Thin slices of pork tenderloin are lightly seasoned, stuffed with chopped pineapple, bell pepper, onion, cilantro and basil, then dredged in flour, dipped in egg, rolled in breadcrumbs before going into a pan of hot oil. Pork tenderloin stuffed with pineapple and bell pepper makes a delightful appetizer.
When Alex cooked this several nights ago, it made me recall how many pork loins I have sliced and stuffed when she and her sister when so much younger. Pork loin, though, not tenderloin. Two recipes from those days of experimenting with pork loin, the one with garlic, basil and tomatoes and the one with bacon, bacon, basil and rosemary remain in the archive.
So, my daughter likes to stuff pork tenderloin. While the two stuffed pork loin recipes in the archive have Mediterranean flavors, Alex’s tenderloin recipe is tropical with hints of the Mediterranean. A lovely combination.
- ½ pork tenderloin cut into discs about 1/8-inch thick (see notes after the recipe)
- 1 teaspoon fish sauce
- ½ teaspoon pepper
- ½ cup chopped pineapple drained well
- ½ bell pepper chopped
- 1 small onion peeled and chopped
- few springs cilantro chopped
- few leaves basil chopped
- ¼ cup all-purpose flour
- 1 large egg
- ½ to ¾ cup bread crumbs
- cooking oil for frying
- Place the pork tenderloin slices in a bowl, drizzle in the fish sauce, sprinkle in the pepper and mix well. Leave to marinate for 10 minutes.
- Take a slice of pork tenderloin and lay it flat. Place pineapple, bell pepper, onion, cilantro and basil at the center and roll up to seal. How much filling you can put into a slice of pork tenderloin depends on how large the slice is. As a rule of thumb, use less than more to prevent the roll up pork tenderloin from bursting during frying.
- Fill up the rest of the pork tenderloin slices.
- Place the flour in a shallow bowl, beat the egg in another and dump the bread crumbs into a third shallow bowl.
- Take a rolled pork tenderloin, dredge in flour and shake off the excess. Dip the floured rolled pork tenderloin in egg making sure that every inch of the surface is wet. Roll the tenderloin in bread crumbs. Do the same for the rest of the rolled meat.
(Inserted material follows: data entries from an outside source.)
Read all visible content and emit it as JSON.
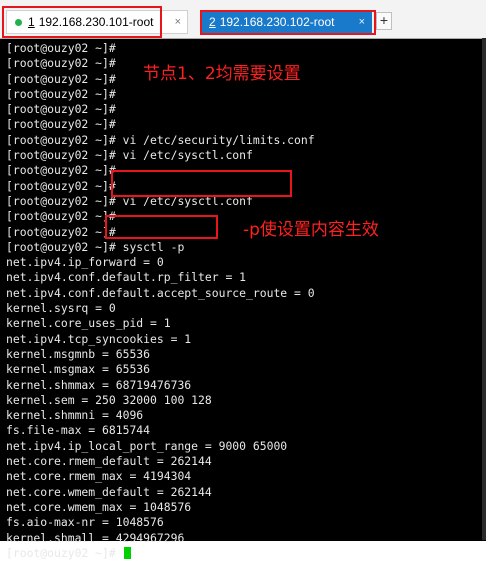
{
  "tabs": [
    {
      "index": "1",
      "title": "192.168.230.101-root",
      "close": "×",
      "active": false,
      "status_color": "#22b14c"
    },
    {
      "index": "2",
      "title": "192.168.230.102-root",
      "close": "×",
      "active": true
    }
  ],
  "tab_add_label": "+",
  "annotations": {
    "note1": "节点1、2均需要设置",
    "note2": "-p使设置内容生效",
    "color": "#e8151b"
  },
  "terminal": {
    "lines": [
      "[root@ouzy02 ~]#",
      "[root@ouzy02 ~]#",
      "[root@ouzy02 ~]#",
      "[root@ouzy02 ~]#",
      "[root@ouzy02 ~]#",
      "[root@ouzy02 ~]#",
      "[root@ouzy02 ~]# vi /etc/security/limits.conf",
      "[root@ouzy02 ~]# vi /etc/sysctl.conf",
      "[root@ouzy02 ~]#",
      "[root@ouzy02 ~]#",
      "[root@ouzy02 ~]# vi /etc/sysctl.conf",
      "[root@ouzy02 ~]#",
      "[root@ouzy02 ~]#",
      "[root@ouzy02 ~]# sysctl -p",
      "net.ipv4.ip_forward = 0",
      "net.ipv4.conf.default.rp_filter = 1",
      "net.ipv4.conf.default.accept_source_route = 0",
      "kernel.sysrq = 0",
      "kernel.core_uses_pid = 1",
      "net.ipv4.tcp_syncookies = 1",
      "kernel.msgmnb = 65536",
      "kernel.msgmax = 65536",
      "kernel.shmmax = 68719476736",
      "kernel.sem = 250 32000 100 128",
      "kernel.shmmni = 4096",
      "fs.file-max = 6815744",
      "net.ipv4.ip_local_port_range = 9000 65000",
      "net.core.rmem_default = 262144",
      "net.core.rmem_max = 4194304",
      "net.core.wmem_default = 262144",
      "net.core.wmem_max = 1048576",
      "fs.aio-max-nr = 1048576",
      "kernel.shmall = 4294967296"
    ],
    "prompt": "[root@ouzy02 ~]# ",
    "background": "#000000",
    "foreground": "#e8e8e8",
    "cursor_color": "#00d000"
  }
}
- Heat enough cooking oil in a pan to reach a depth of at least three inches. The ideal temperature of the oil is 350F.
- Fry the breaded pork tenderloin until the crust is golden and crisp. Do this in batches if your frying pan is not that large. It will take only two to three minutes to cook the pork through.
- Drain the fried pork tenderloin on a stack of paper towels before transferring to a serving plate.